Graves' and Hashimoto's disease are the most common causes of hypothyroidism in older adults. Because some of the symptoms of aging coincide with those of hypothyroidism, it can be tough to correctly diagnose. Symptoms include cold intolerance, constipation, dry skin, and muscle weakness. Graves' disease makes the thyroid gland overproduce hormones. Sometimes people with Graves' disease develop hypothyroidism. In the case of Hashimoto's disease or chronic lymphocytic thyroiditis, the body's immune system attacks the thyroid gland, and it becomes underactive.

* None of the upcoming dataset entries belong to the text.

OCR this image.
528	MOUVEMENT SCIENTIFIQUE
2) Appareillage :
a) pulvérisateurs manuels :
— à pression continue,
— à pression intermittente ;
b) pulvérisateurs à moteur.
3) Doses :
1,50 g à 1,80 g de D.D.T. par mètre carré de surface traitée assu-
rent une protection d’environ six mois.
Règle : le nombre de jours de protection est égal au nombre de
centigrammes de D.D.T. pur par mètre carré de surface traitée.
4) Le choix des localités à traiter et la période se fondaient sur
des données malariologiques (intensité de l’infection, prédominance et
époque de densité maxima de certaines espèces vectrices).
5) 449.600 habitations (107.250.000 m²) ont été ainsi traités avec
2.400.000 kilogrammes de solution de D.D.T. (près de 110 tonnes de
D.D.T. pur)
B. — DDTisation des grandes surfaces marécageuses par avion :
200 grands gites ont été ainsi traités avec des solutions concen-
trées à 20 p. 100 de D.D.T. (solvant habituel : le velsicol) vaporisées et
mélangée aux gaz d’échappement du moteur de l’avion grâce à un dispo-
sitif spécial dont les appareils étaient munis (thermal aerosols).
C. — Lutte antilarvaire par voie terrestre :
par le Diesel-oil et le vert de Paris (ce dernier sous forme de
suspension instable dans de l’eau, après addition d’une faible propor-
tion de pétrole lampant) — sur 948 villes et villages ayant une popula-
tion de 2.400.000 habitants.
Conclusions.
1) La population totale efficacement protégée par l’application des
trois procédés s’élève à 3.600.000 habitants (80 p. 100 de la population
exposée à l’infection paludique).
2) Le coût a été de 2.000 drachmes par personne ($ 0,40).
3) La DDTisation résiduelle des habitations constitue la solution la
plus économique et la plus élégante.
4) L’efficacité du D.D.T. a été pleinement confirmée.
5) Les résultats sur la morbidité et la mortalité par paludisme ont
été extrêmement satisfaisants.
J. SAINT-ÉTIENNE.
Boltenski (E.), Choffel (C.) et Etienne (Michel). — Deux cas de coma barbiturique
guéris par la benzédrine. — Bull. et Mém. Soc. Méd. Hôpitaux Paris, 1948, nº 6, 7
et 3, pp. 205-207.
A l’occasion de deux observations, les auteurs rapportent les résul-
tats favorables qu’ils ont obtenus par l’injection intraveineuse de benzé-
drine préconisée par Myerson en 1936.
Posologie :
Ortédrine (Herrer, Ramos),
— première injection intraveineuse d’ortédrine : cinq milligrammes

When the thyroid gland swells or develops cysts, nodules, or tumors, a doctor may recommend removing the gland with surgery or performing a thyroidectomy. Even benign growths can grow large enough to block the throat, but some growths are cancerous or precancerous. Doctors may also recommend removing the thyroid gland if the individual has a goiter, an enlarged thyroid gland that blocks the throat and makes it difficult to speak, eat, or breathe.
Pregnant women need enough thyroid hormone to support their unborn babies, as well as their own need for optimal metabolism. For many women, this means an increased need for thyroid hormone. In some expectant mothers, especially those who already have Hashimoto's thyroiditis, hormone levels in the thyroid gland fall. This can make someone who was at risk of hypothyroidism develop symptoms. Doctors may recommend thyroid hormone replacement therapies to make sure there are no complications during pregnancy, such as preeclampsia, postpartum hemorrhage, anemia, or miscarriage.
It is uncommon to see myxedema develop after standard chemotherapy treatments. However, thyroid dysfunction after radiation has been a growing issue overlooked by many in the medical field. In fact, radiation can produce silent thyroiditis, benign nodules, thyroid cancer, and Graves' disease. Researchers believe the dysfunction that happens in the thyroid after radiation treatment is caused by damage to the small thyroid vessels.
The body needs iodine to make thyroid hormone. Hypothyroidism can result when a person is not getting enough iodine in their diet. Iodine is especially critical for women who are pregnant. The thyroid hormone assists in proper brain and bone development during pregnancy, and for infants after birth.